Beef tartare looked like breakfast cereal: granola with dried, chopped goji berries. It was crunchy, salty, briny, fruity, and spicy, a flavor combination that deserves a classification of its own. Not umami. Something else. Maybe it was just pure Mattos, never playing it safe. Burrata was unusual, somewhat rustic, not the smooth stuff flown in from Rome by restaurants that make you pay too much for it. It was draped with sweet potato leaves. I bit into one and wished I hadn't. Perhaps it was there for decorative purposes only.

I rarely order steak in restaurants anymore; the quality of the meat depresses me. But Mattos has fashioned what could be the steak dish of the century. The two slices of rib-eye were thick, juicy, meltingly magnificent. Accompanying them were long, thin halves of miniature eggplant draped with anchovies, a dining synergy I hadn't experienced before. There were leeks, too. They didn't look like leeks. They were chopped up. This dish had everything I admired plus a bonus, a taste of the charring so beloved in Uruguay.

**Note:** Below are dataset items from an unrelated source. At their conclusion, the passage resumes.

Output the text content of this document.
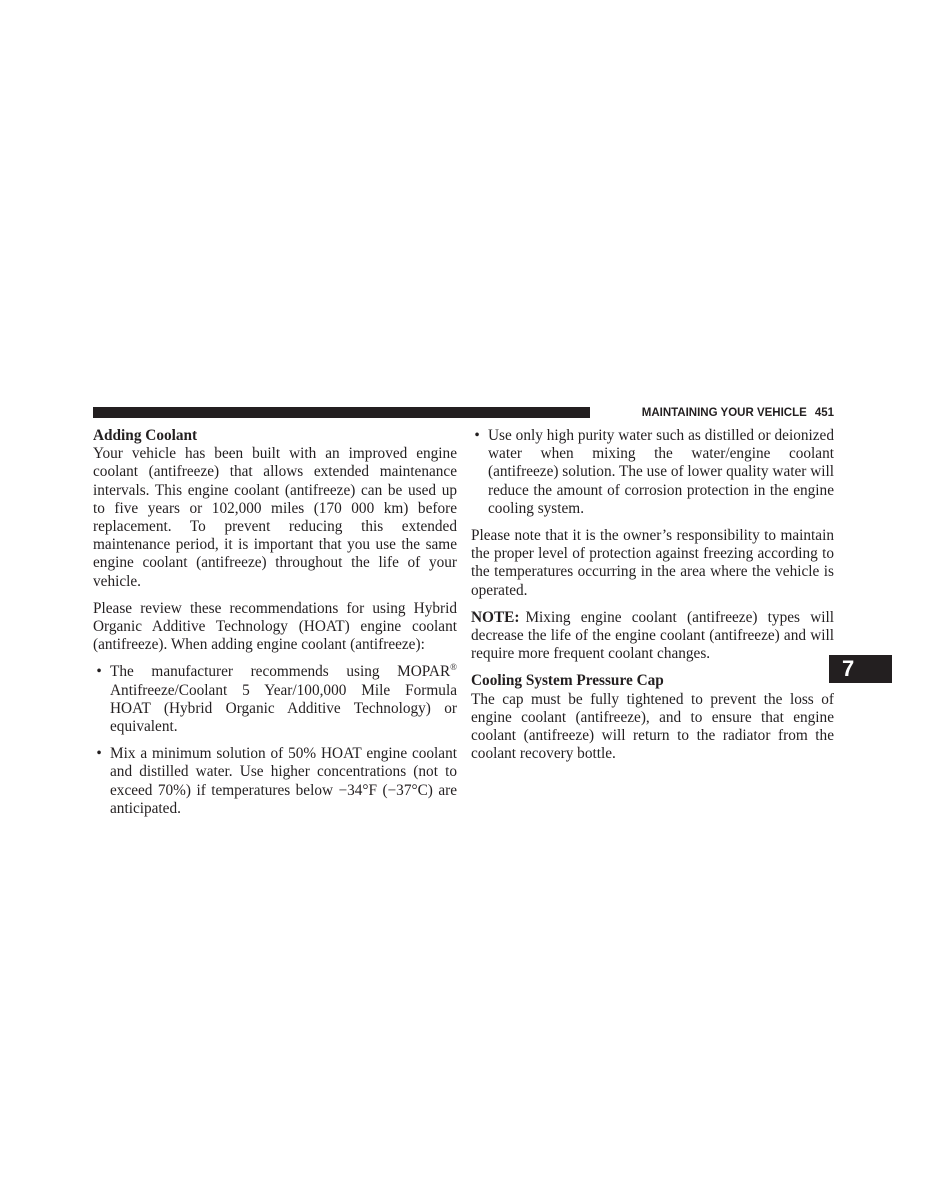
MAINTAINING YOUR VEHICLE 451
7
Adding Coolant

Your vehicle has been built with an improved engine coolant (antifreeze) that allows extended maintenance intervals. This engine coolant (antifreeze) can be used up to five years or 102,000 miles (170 000 km) before replacement. To prevent reducing this extended maintenance period, it is important that you use the same engine coolant (antifreeze) throughout the life of your vehicle.

Please review these recommendations for using Hybrid Organic Additive Technology (HOAT) engine coolant (antifreeze). When adding engine coolant (antifreeze):

• The manufacturer recommends using MOPAR® Antifreeze/Coolant 5 Year/100,000 Mile Formula HOAT (Hybrid Organic Additive Technology) or equivalent.
• Mix a minimum solution of 50% HOAT engine coolant and distilled water. Use higher concentrations (not to exceed 70%) if temperatures below −34°F (−37°C) are anticipated.
• Use only high purity water such as distilled or deionized water when mixing the water/engine coolant (antifreeze) solution. The use of lower quality water will reduce the amount of corrosion protection in the engine cooling system.

Please note that it is the owner’s responsibility to maintain the proper level of protection against freezing according to the temperatures occurring in the area where the vehicle is operated.

NOTE: Mixing engine coolant (antifreeze) types will decrease the life of the engine coolant (antifreeze) and will require more frequent coolant changes.

Cooling System Pressure Cap

The cap must be fully tightened to prevent the loss of engine coolant (antifreeze), and to ensure that engine coolant (antifreeze) will return to the radiator from the coolant recovery bottle.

We had two wines from the ambitious and well-priced list assembled by co-owner Thomas Carter, formerly the wine director of Blue Hill at Stone Barns. I was enticed by the 2011 Weiser-Künstler Enkircher Ellergrub Riesling Spätlese trocken. I don't just like saying all those words, although it's certainly fun. I love Rieslings that are dry, pure, and delicate. We got real glasses, too, the Burgundian kind that comes with every wine by the bottle. The 2012 La Grande Colline "Le Canon," a Syrah from northern Rhone, was an impossibly good deal, priced at $36.

The desserts were a little too good to be true, inasmuch as the restaurant doesn't have a pastry chef. Turns out a former pastry chef at Blue Hill, Alex Grunert, advises the Estela kitchen. He's a good man to have around. These were homemade desserts that nobody can make at home. The chocolate sorbet came with extra-crunchy crumb-cake topping. The panna cotta—the dessert every restaurant is making this year—was topped with honey and possessed a creaminess that puts it up with the best.

If there is anything wrong with Estela, it's that it allows too many people to come to dinner, but Mattos's cooking is so exuberant, original, unconventional, and compelling, I don't know how you can keep them away. I don't even know what to call his food. Maybe contemporary, but that's so yesterday. I don't think it's Uruguayan. I've been there, and I never ate anything as extraordinary as this.